Creatividad, generosidad, sencillez y sensibilidad son solo algunos de los calificativos que mejor describen a Noemí Cristina Laspiur, más conocida como “La Moro”, una de las más grandes compositoras del folclore argentino contemporáneo. Nacida el 19 de enero de 1965 en Salta Capital, desde pequeña sintió una profunda conexión con la música tradicional, una pasión que la acompañó durante toda su vida.
Desde su adolescencia, La Moro se sintió parte de otra época, una donde las zambas y serenatas dominaban las noches. Mientras muchos de sus contemporáneos se inclinaban por el rock, ella se aferraba a las raíces del folclore, sin imaginar que sería una pieza clave en su renacer. Su amor por la música comenzó en el coro de su parroquia, donde descubrió los secretos de la armonización vocal e instrumental.

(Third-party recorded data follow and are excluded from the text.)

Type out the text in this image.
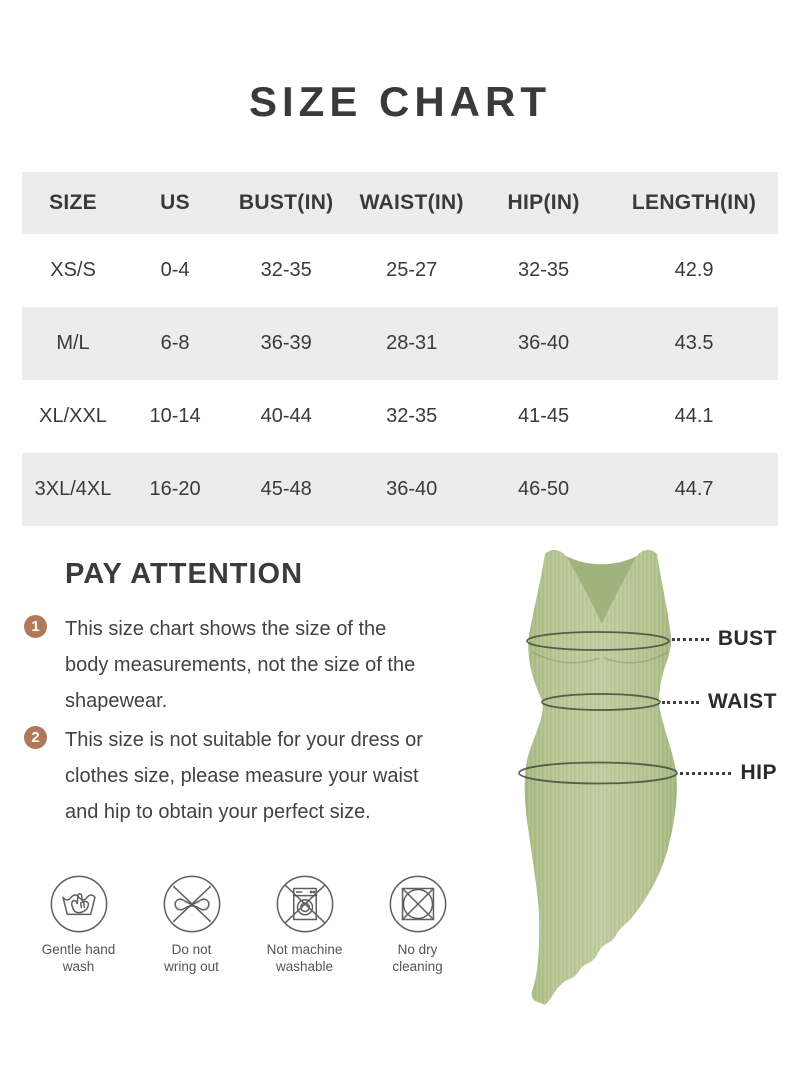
SIZE CHART
SIZE	US	BUST(IN)	WAIST(IN)	HIP(IN)	LENGTH(IN)
XS/S	0-4	32-35	25-27	32-35	42.9
M/L	6-8	36-39	28-31	36-40	43.5
XL/XXL	10-14	40-44	32-35	41-45	44.1
3XL/4XL	16-20	45-48	36-40	46-50	44.7
PAY ATTENTION
1	This size chart shows the size of the body measurements, not the size of the shapewear.
2	This size is not suitable for your dress or clothes size, please measure your waist and hip to obtain your perfect size.
BUST
WAIST
HIP
Gentle hand
wash
Do not
wring out
Not machine
washable
No dry
cleaning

Fue en ese entorno donde conoció a Mario Teruel, futuro líder de Los Nocheros, junto a su hermano, quienes le enseñaron a tocar la guitarra y el charango. La música fue el puente de una historia de amor que marcó su vida. Con Mario formó una familia y compuso una innumerable cantidad de canciones que serían parte del éxito del icónico grupo folclórico.
Más de tres décadas estuvo vinculada a Los Nocheros, aportando su talento tras bambalinas. Fue responsable de hits inolvidables como Cosas peligrosas, Mucho más que piel, Tú y yo, De seguir adelante, Se murió amor, Como tú me haces falta, Luz de luna, Rocío de plata, La yapa y Me enamoré de una zamba, entre muchos otros temas que ya forman parte del cancionero popular argentino.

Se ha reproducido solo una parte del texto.